The bison-generated parser does not rely on global state. It is designed to clear its internal state prior to returning from yyparse
. However, if a parser action executes a return
statement directly (this is not recommended), then the cleanup will be bypassed, which is likely to create a memory leak. Actions which prematurely terminate the parse should use the macros YYACCEPT
or YYABORT
rather than a return
statement.
Is there some simple function call I could put at the end of the function above to wipe it all and reset everything back to the initial state?
The default flex-generated parser, which is designed to be called every time a token is required, is heavily reliant on global variables.
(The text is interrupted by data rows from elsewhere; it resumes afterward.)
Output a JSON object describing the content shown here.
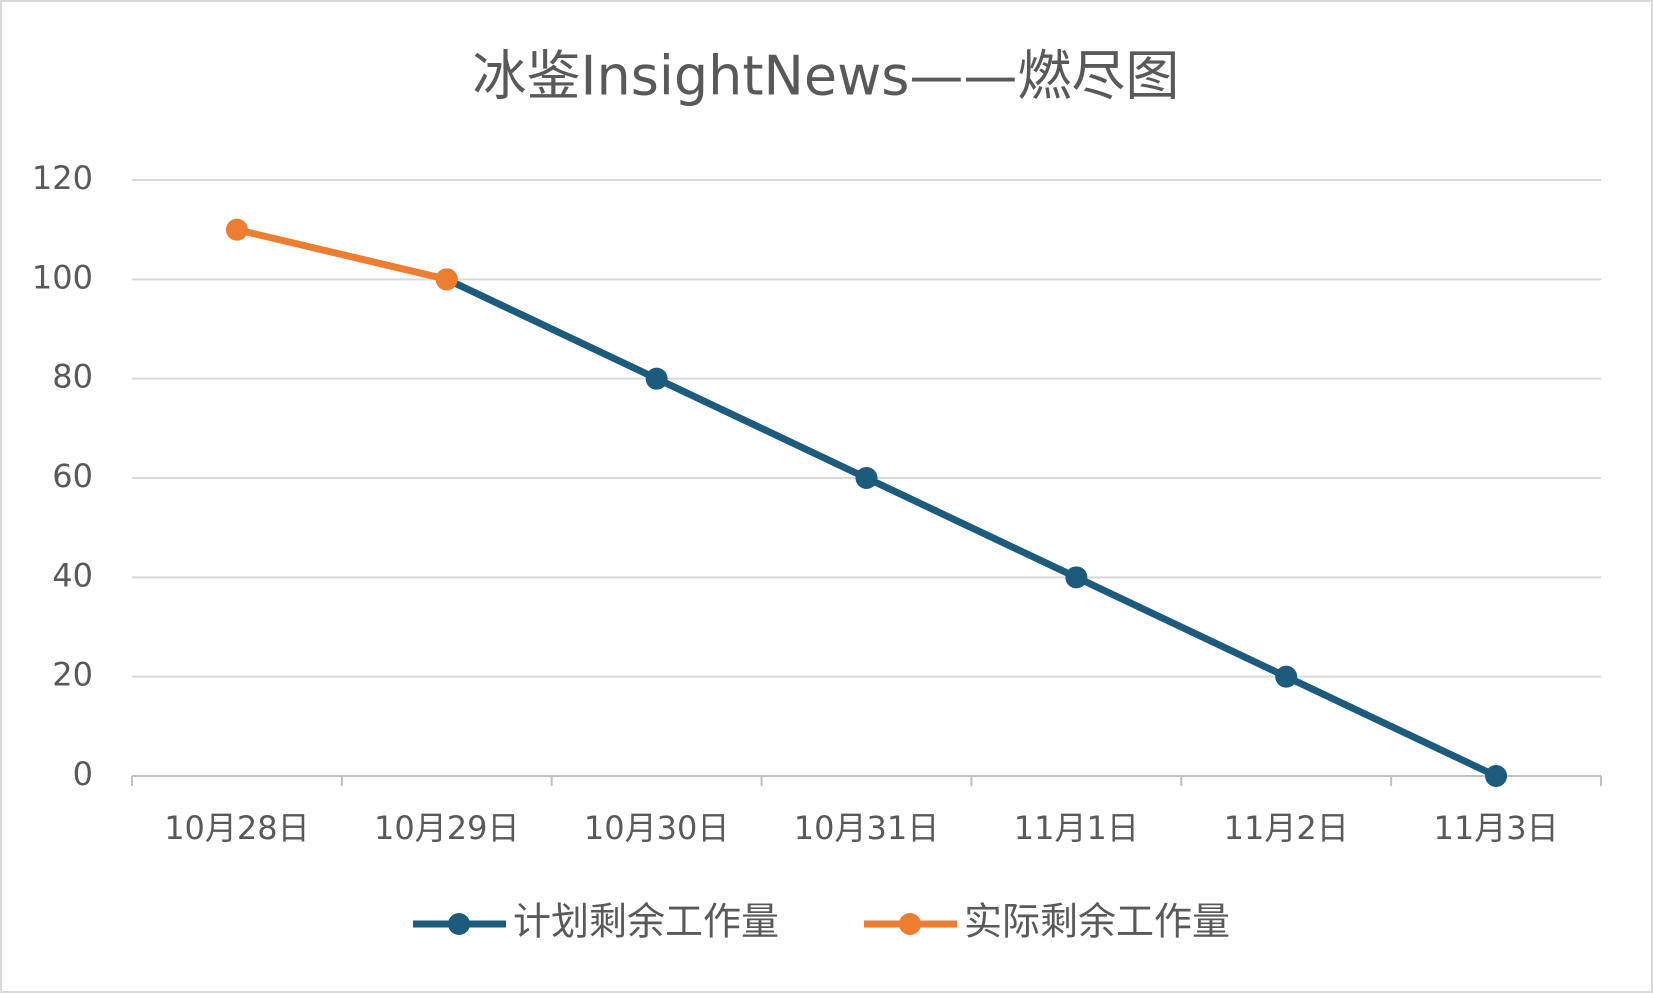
{
  "chart_data": {
    "type": "line",
    "title": "冰鉴InsightNews——燃尽图",
    "categories": [
      "10月28日",
      "10月29日",
      "10月30日",
      "10月31日",
      "11月1日",
      "11月2日",
      "11月3日"
    ],
    "series": [
      {
        "name": "计划剩余工作量",
        "color": "#1d5b7c",
        "values": [
          null,
          100,
          80,
          60,
          40,
          20,
          0
        ]
      },
      {
        "name": "实际剩余工作量",
        "color": "#ed7d31",
        "values": [
          110,
          100,
          null,
          null,
          null,
          null,
          null
        ]
      }
    ],
    "ylim": [
      0,
      120
    ],
    "yticks": [
      0,
      20,
      40,
      60,
      80,
      100,
      120
    ],
    "grid": true,
    "legend": "bottom"
  }
}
Most, but not all, of the flex state is maintained in the current YY_BUFFER_STATE
(which is kept in a global variable), and that object can be reset by the yyreset
function, or any of the functions which provide a character buffer as lexer input. However, these functions do not reset the start condition nor do they flush the condition stack (if enabled), or the buffer stack. If you want to reset the state completely, you need to flush the stacks manually, and reset the start condition with BEGIN(INITIAL)
.
One approach to making a more easily restartable scanner is to build a reentrant scanner. A reentrant scanner keeps all of its state (including start conditions and buffer stack) in a scanner structure, which means that you can completely reset the scanner state simply by creating a new scanner structure (and, of course, destroying the old one to avoid leaking memory.)
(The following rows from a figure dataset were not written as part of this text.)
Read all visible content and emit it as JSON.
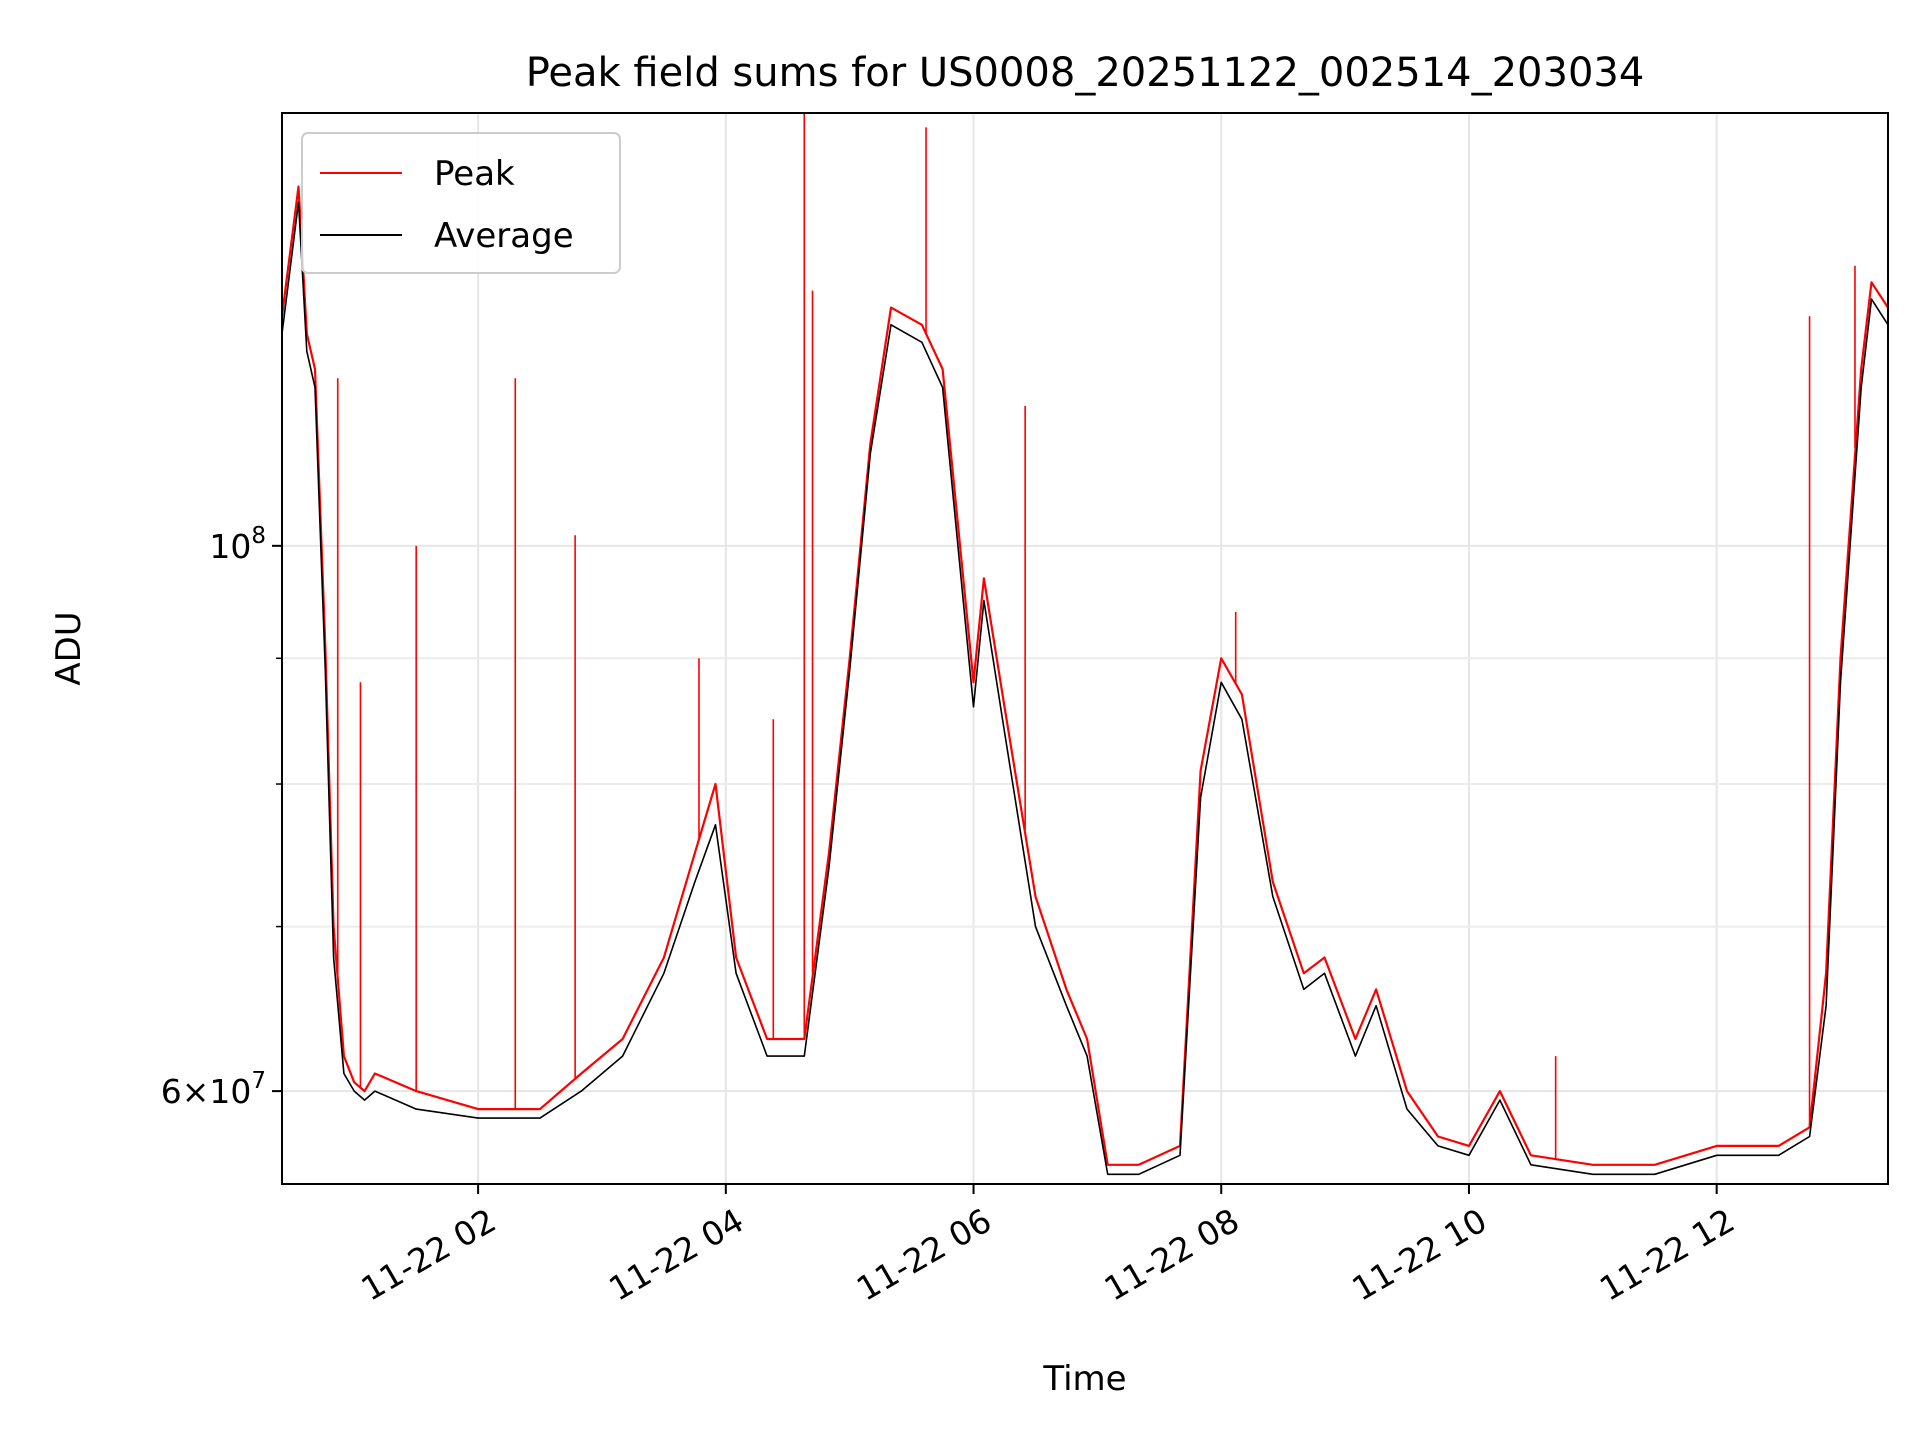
{
  "chart_data": {
    "type": "line",
    "title": "Peak field sums for US0008_20251122_002514_203034",
    "xlabel": "Time",
    "ylabel": "ADU",
    "x_range": [
      "2025-11-22 00:25",
      "2025-11-22 13:23"
    ],
    "ylim": [
      55000000,
      150000000
    ],
    "y_scale": "log",
    "grid": true,
    "legend_position": "upper-left",
    "x_ticks": [
      {
        "t": "2025-11-22 02:00",
        "label": "11-22 02"
      },
      {
        "t": "2025-11-22 04:00",
        "label": "11-22 04"
      },
      {
        "t": "2025-11-22 06:00",
        "label": "11-22 06"
      },
      {
        "t": "2025-11-22 08:00",
        "label": "11-22 08"
      },
      {
        "t": "2025-11-22 10:00",
        "label": "11-22 10"
      },
      {
        "t": "2025-11-22 12:00",
        "label": "11-22 12"
      }
    ],
    "y_ticks_major": [
      {
        "value": 60000000,
        "base": "6",
        "exp": "7"
      },
      {
        "value": 100000000,
        "base": "",
        "exp": "8"
      }
    ],
    "y_ticks_minor": [
      70000000,
      80000000,
      90000000
    ],
    "series": [
      {
        "name": "Peak",
        "color": "#ff0000",
        "t": [
          "2025-11-22 00:25",
          "2025-11-22 00:33",
          "2025-11-22 00:37",
          "2025-11-22 00:41",
          "2025-11-22 00:46",
          "2025-11-22 00:50",
          "2025-11-22 00:55",
          "2025-11-22 01:00",
          "2025-11-22 01:05",
          "2025-11-22 01:10",
          "2025-11-22 01:30",
          "2025-11-22 02:00",
          "2025-11-22 02:30",
          "2025-11-22 02:50",
          "2025-11-22 03:10",
          "2025-11-22 03:30",
          "2025-11-22 03:45",
          "2025-11-22 03:55",
          "2025-11-22 04:05",
          "2025-11-22 04:20",
          "2025-11-22 04:38",
          "2025-11-22 04:50",
          "2025-11-22 05:00",
          "2025-11-22 05:10",
          "2025-11-22 05:20",
          "2025-11-22 05:35",
          "2025-11-22 05:45",
          "2025-11-22 06:00",
          "2025-11-22 06:05",
          "2025-11-22 06:15",
          "2025-11-22 06:30",
          "2025-11-22 06:45",
          "2025-11-22 06:55",
          "2025-11-22 07:05",
          "2025-11-22 07:20",
          "2025-11-22 07:40",
          "2025-11-22 07:50",
          "2025-11-22 08:00",
          "2025-11-22 08:10",
          "2025-11-22 08:25",
          "2025-11-22 08:40",
          "2025-11-22 08:50",
          "2025-11-22 09:05",
          "2025-11-22 09:15",
          "2025-11-22 09:30",
          "2025-11-22 09:45",
          "2025-11-22 10:00",
          "2025-11-22 10:15",
          "2025-11-22 10:30",
          "2025-11-22 11:00",
          "2025-11-22 11:30",
          "2025-11-22 12:00",
          "2025-11-22 12:30",
          "2025-11-22 12:45",
          "2025-11-22 12:53",
          "2025-11-22 13:00",
          "2025-11-22 13:10",
          "2025-11-22 13:15",
          "2025-11-22 13:23"
        ],
        "values": [
          124000000,
          140000000,
          122000000,
          118000000,
          91000000,
          70000000,
          62000000,
          60500000,
          60000000,
          61000000,
          60000000,
          59000000,
          59000000,
          61000000,
          63000000,
          68000000,
          75000000,
          80000000,
          68000000,
          63000000,
          63000000,
          75000000,
          90000000,
          110000000,
          125000000,
          123000000,
          118000000,
          88000000,
          97000000,
          86000000,
          72000000,
          66000000,
          63000000,
          56000000,
          56000000,
          57000000,
          81000000,
          90000000,
          87000000,
          73000000,
          67000000,
          68000000,
          63000000,
          66000000,
          60000000,
          57500000,
          57000000,
          60000000,
          56500000,
          56000000,
          56000000,
          57000000,
          57000000,
          58000000,
          67000000,
          90000000,
          118000000,
          128000000,
          125000000
        ],
        "spikes": [
          {
            "t": "2025-11-22 00:52",
            "value": 117000000
          },
          {
            "t": "2025-11-22 01:03",
            "value": 88000000
          },
          {
            "t": "2025-11-22 01:30",
            "value": 100000000
          },
          {
            "t": "2025-11-22 02:18",
            "value": 117000000
          },
          {
            "t": "2025-11-22 02:47",
            "value": 101000000
          },
          {
            "t": "2025-11-22 03:47",
            "value": 90000000
          },
          {
            "t": "2025-11-22 04:23",
            "value": 85000000
          },
          {
            "t": "2025-11-22 04:38",
            "value": 152000000
          },
          {
            "t": "2025-11-22 04:42",
            "value": 127000000
          },
          {
            "t": "2025-11-22 05:37",
            "value": 148000000
          },
          {
            "t": "2025-11-22 06:25",
            "value": 114000000
          },
          {
            "t": "2025-11-22 08:07",
            "value": 94000000
          },
          {
            "t": "2025-11-22 10:42",
            "value": 62000000
          },
          {
            "t": "2025-11-22 12:45",
            "value": 124000000
          },
          {
            "t": "2025-11-22 13:07",
            "value": 130000000
          }
        ]
      },
      {
        "name": "Average",
        "color": "#000000",
        "t": [
          "2025-11-22 00:25",
          "2025-11-22 00:33",
          "2025-11-22 00:37",
          "2025-11-22 00:41",
          "2025-11-22 00:46",
          "2025-11-22 00:50",
          "2025-11-22 00:55",
          "2025-11-22 01:00",
          "2025-11-22 01:05",
          "2025-11-22 01:10",
          "2025-11-22 01:30",
          "2025-11-22 02:00",
          "2025-11-22 02:30",
          "2025-11-22 02:50",
          "2025-11-22 03:10",
          "2025-11-22 03:30",
          "2025-11-22 03:45",
          "2025-11-22 03:55",
          "2025-11-22 04:05",
          "2025-11-22 04:20",
          "2025-11-22 04:38",
          "2025-11-22 04:50",
          "2025-11-22 05:00",
          "2025-11-22 05:10",
          "2025-11-22 05:20",
          "2025-11-22 05:35",
          "2025-11-22 05:45",
          "2025-11-22 06:00",
          "2025-11-22 06:05",
          "2025-11-22 06:15",
          "2025-11-22 06:30",
          "2025-11-22 06:45",
          "2025-11-22 06:55",
          "2025-11-22 07:05",
          "2025-11-22 07:20",
          "2025-11-22 07:40",
          "2025-11-22 07:50",
          "2025-11-22 08:00",
          "2025-11-22 08:10",
          "2025-11-22 08:25",
          "2025-11-22 08:40",
          "2025-11-22 08:50",
          "2025-11-22 09:05",
          "2025-11-22 09:15",
          "2025-11-22 09:30",
          "2025-11-22 09:45",
          "2025-11-22 10:00",
          "2025-11-22 10:15",
          "2025-11-22 10:30",
          "2025-11-22 11:00",
          "2025-11-22 11:30",
          "2025-11-22 12:00",
          "2025-11-22 12:30",
          "2025-11-22 12:45",
          "2025-11-22 12:53",
          "2025-11-22 13:00",
          "2025-11-22 13:10",
          "2025-11-22 13:15",
          "2025-11-22 13:23"
        ],
        "values": [
          122000000,
          138000000,
          120000000,
          116000000,
          89000000,
          68000000,
          61000000,
          60000000,
          59500000,
          60000000,
          59000000,
          58500000,
          58500000,
          60000000,
          62000000,
          67000000,
          73000000,
          77000000,
          67000000,
          62000000,
          62000000,
          74000000,
          89000000,
          109000000,
          123000000,
          121000000,
          116000000,
          86000000,
          95000000,
          84000000,
          70000000,
          65000000,
          62000000,
          55500000,
          55500000,
          56500000,
          79000000,
          88000000,
          85000000,
          72000000,
          66000000,
          67000000,
          62000000,
          65000000,
          59000000,
          57000000,
          56500000,
          59500000,
          56000000,
          55500000,
          55500000,
          56500000,
          56500000,
          57500000,
          65000000,
          88000000,
          116000000,
          126000000,
          123000000
        ]
      }
    ]
  }
}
There are lots of good reasons to use reentrant scanners [Note 1]. For one thing, it allows you to have more than one parser active at the same time, and it eliminates a reliance on global state. But unfortunately, it's not as simple as just setting a flex options.
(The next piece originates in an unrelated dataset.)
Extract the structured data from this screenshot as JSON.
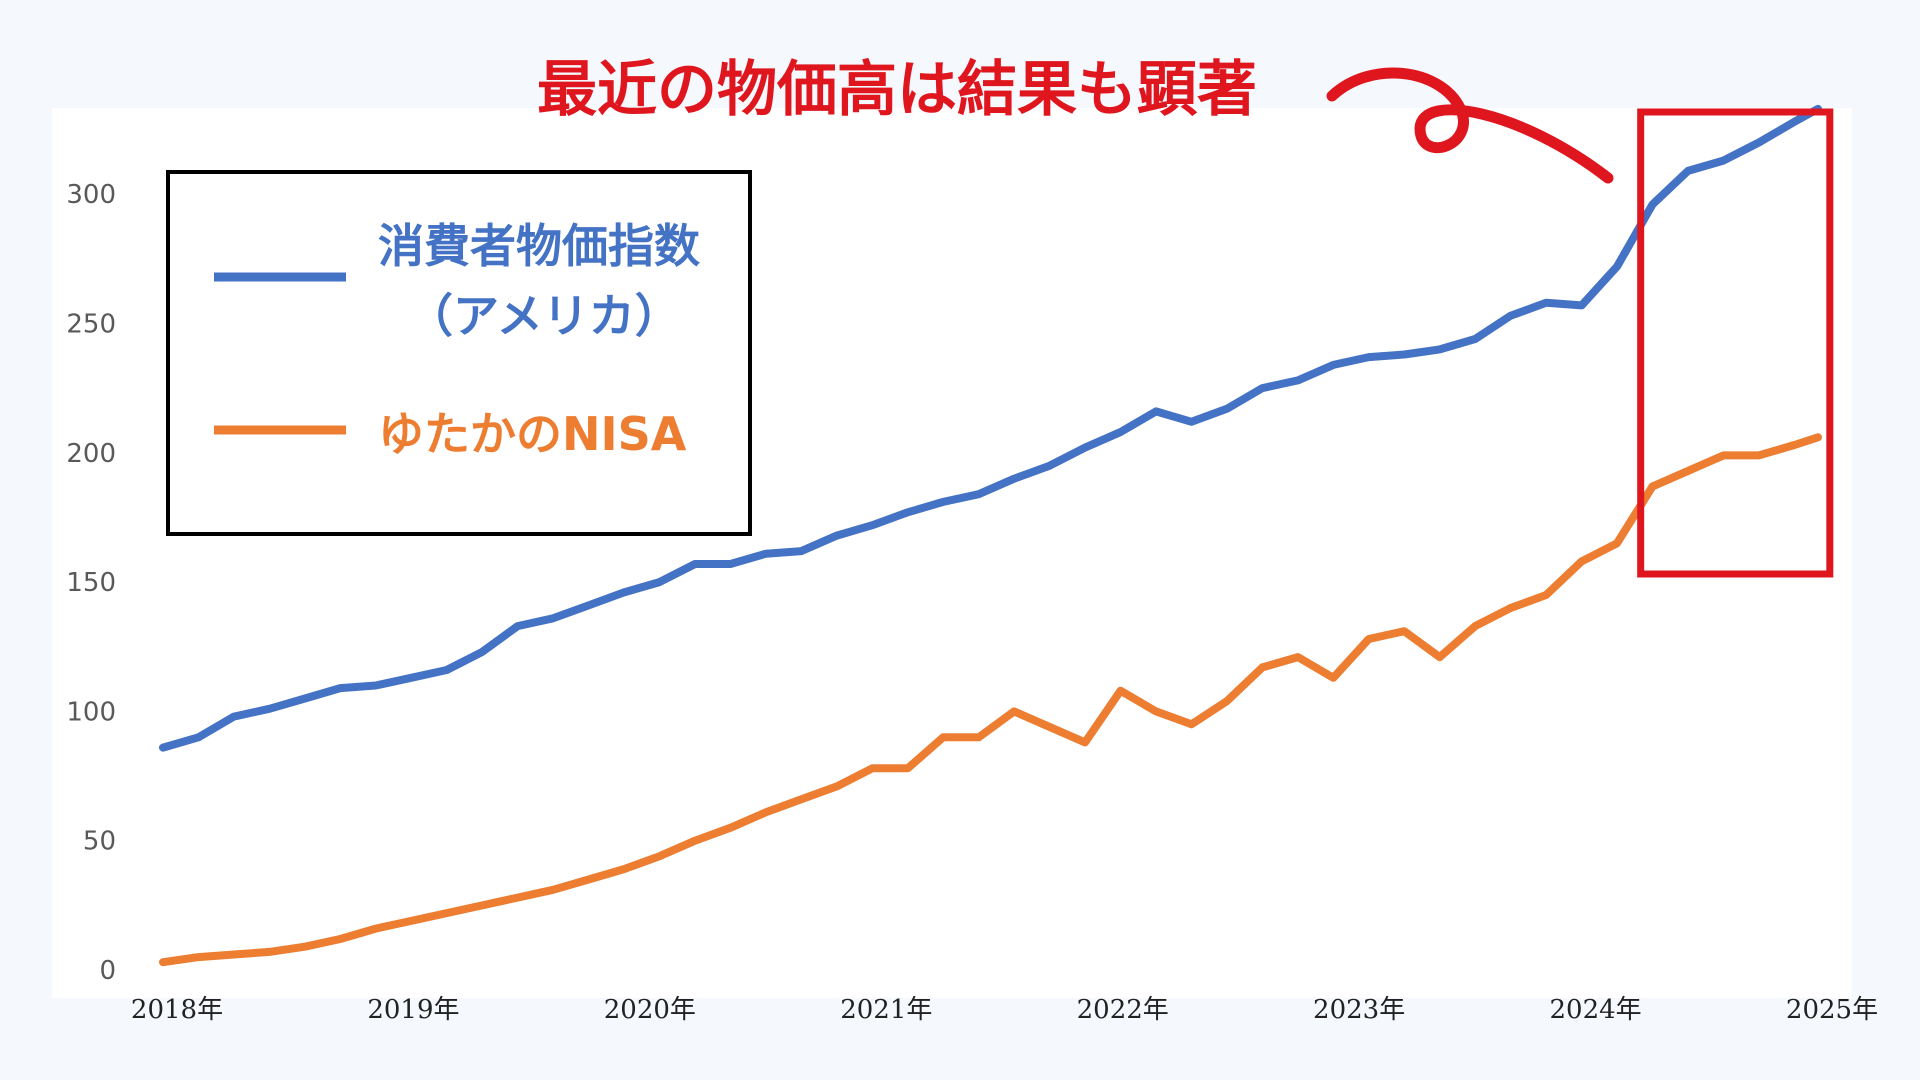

Reentrant scanners have a different API (which includes a pointer to the scanner state structure). This state structure needs to be passed into yyparse
and yyparse
needs to pass it to yylex
; all of this requires some modifications to the bison options. Also, reentrant scanners cannot use the global yylval
to communicate the semantic value of a token to the parser [Note 2].
If you use the %bison-bridge
option and tell bison to generate a reentrant parser, then yylex
will expect to be called with another additional parameter (or two, if you use locations), and the reentrant bison parser will supply the additional parameters. That all works fine, but it has the effect of changing yylval
(and yylloc
, if used) to a pointer, which means that you need to go through all the scanner actions changing yylval.something
to yylval->something
.
Notes
You can also create a reentrant parser, using some additional bison options. Normally, the only mutable globals used by a bison-generated parser are yylval
and yylloc
(if you use location reporting). (And yynerrs
, but it is rare to refer to that variable outside of a parser action.) Specifying a reentrant parser turns those globals into lexer arguments, but it does not create an externally visible parser state structure. But it also gives you the option of using a "push parser", which does have a persistent parser state structure. In some cases, the flexibility of push parsers can significantly simplify scanners.
Strictly speaking, nothing stops you from creating a reentrant scanner which still uses globals to communicate with the parser, except that it is not really reentrant any more. I wouldn't recommend this option for obvious reasons, but you might want to do it as a transitional strategy, since it requires less modification to the parser and to scanner actions.